Firefox Blocks Adobe Flash Player Plugin Due To Unpatched 3rd Zero Day Vulnerability.
Some of the places user didn't see the videos due to block. Exploits for these vulnerabilities were found in the information taken from HackingTeam in the assault revealed a week ago.
Adobe expected to patch these flash Zero days in this week, but at the meantime Adobe disabled all versions of plugin.
Adobe released 184.108.40.206 update version for flash player plugin today
In the Mozilla Statement,
"All versions of Adobe’s Flash Player plugin are currently deactivated by default, until Adobe releases an updated version to address known critical security issues."
Last week we reported Hacking Team was hacked and 400GBs Data Leaked. These zero days comes out from these leaks.
Firefox officially Tweeted,
We are committed to protecting our users from security risks. That's why–following an Adobe alert–we temporarily blocked #Flash in Firefox.— Firefox (@firefox) July 14, 2015
New Facebook Chief Security Officer (CSO) Alex Stamos tweeted,
It is time for Adobe to announce the end-of-life date for Flash and to ask the browsers to set killbits on the same day.— Alex Stamos (@alexstamos) July 12, 2015
In the Statement of Adobe,
"Security Advisory for Adobe Flash Player
Release date: July 10, 2015
Last Updated: July 12, 2015
Vulnerability identifier: APSA15-04
CVE number: CVE-2015-5122, CVE-2015-5123
Platform: Windows, Macintosh and Linux
Critical vulnerabilities (CVE-2015-5122, CVE-2015-5123) have been identified in Adobe Flash Player 220.127.116.11 and earlier versions for Windows, Macintosh and Linux.
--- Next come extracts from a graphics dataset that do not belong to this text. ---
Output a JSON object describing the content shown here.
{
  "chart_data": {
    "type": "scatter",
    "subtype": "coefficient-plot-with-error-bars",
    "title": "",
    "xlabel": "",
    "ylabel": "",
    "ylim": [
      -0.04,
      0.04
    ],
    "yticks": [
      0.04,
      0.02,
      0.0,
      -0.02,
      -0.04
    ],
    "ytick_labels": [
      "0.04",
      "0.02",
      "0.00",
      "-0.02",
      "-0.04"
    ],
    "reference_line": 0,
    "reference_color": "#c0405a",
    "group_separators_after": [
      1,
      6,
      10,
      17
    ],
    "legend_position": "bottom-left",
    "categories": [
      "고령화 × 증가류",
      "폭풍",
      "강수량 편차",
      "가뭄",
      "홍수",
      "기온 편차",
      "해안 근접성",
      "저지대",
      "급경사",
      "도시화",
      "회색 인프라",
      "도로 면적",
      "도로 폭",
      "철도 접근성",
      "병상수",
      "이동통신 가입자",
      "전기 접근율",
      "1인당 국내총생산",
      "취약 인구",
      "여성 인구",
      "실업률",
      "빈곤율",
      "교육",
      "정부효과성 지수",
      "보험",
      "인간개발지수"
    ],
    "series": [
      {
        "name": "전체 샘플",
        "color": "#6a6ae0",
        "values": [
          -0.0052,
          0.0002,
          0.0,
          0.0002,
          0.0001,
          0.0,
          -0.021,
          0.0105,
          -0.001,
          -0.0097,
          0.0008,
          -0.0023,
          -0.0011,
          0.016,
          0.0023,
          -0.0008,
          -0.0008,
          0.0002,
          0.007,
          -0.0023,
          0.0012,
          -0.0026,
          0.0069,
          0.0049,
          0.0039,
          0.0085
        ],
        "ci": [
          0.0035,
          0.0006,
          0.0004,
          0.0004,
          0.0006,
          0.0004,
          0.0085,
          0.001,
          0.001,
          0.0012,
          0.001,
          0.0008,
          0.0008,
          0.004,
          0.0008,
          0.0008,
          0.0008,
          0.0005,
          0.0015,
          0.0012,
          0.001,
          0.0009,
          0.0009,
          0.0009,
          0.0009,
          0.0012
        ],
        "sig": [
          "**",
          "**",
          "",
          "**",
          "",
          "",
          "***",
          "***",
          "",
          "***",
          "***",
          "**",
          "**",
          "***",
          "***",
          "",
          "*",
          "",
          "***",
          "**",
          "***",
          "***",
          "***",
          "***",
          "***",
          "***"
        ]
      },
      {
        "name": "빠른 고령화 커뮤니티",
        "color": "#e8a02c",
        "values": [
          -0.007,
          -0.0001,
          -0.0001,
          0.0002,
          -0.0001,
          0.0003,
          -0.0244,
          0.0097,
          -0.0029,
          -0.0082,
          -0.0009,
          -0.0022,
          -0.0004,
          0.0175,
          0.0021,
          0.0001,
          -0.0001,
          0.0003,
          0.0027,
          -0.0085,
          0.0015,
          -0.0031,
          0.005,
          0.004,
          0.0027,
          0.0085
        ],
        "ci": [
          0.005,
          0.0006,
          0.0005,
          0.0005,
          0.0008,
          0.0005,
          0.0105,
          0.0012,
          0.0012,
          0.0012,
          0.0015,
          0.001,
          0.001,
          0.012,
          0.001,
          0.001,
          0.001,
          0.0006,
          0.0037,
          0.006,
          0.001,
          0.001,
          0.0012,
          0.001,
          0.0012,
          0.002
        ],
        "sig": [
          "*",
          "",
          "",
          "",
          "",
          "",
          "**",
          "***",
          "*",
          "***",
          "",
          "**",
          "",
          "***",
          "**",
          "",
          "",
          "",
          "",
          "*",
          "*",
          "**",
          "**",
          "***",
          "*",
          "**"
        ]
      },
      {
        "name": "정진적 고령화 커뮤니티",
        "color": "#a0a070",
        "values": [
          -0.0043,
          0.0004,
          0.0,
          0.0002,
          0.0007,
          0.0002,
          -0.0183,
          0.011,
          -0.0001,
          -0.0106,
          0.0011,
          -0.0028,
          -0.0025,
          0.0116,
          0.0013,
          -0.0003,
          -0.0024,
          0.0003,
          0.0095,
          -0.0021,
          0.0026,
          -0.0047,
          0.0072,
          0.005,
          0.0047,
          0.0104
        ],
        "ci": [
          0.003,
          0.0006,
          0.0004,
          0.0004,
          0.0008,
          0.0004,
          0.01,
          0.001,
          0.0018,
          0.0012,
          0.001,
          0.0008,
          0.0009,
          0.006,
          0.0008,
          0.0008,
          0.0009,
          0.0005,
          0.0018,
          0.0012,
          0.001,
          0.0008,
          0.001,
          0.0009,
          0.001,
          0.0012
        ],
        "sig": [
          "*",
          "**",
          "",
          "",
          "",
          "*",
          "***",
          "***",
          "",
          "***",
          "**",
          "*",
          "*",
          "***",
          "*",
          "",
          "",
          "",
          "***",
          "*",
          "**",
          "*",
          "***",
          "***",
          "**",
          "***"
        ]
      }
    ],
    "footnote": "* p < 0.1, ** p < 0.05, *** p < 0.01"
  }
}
Successful exploitation could cause a crash and potentially allow an attacker to take control of the affected system.
Adobe is aware of reports that exploits targeting these vulnerabilities have been published publicly. Adobe expects to make updates available during the week of July 12, 2015."
By playing any flash content in Firefox, top of the browser windows can read
"Firefox has presented the unsafe plugin 'Adobe Flash' from running on the target URL."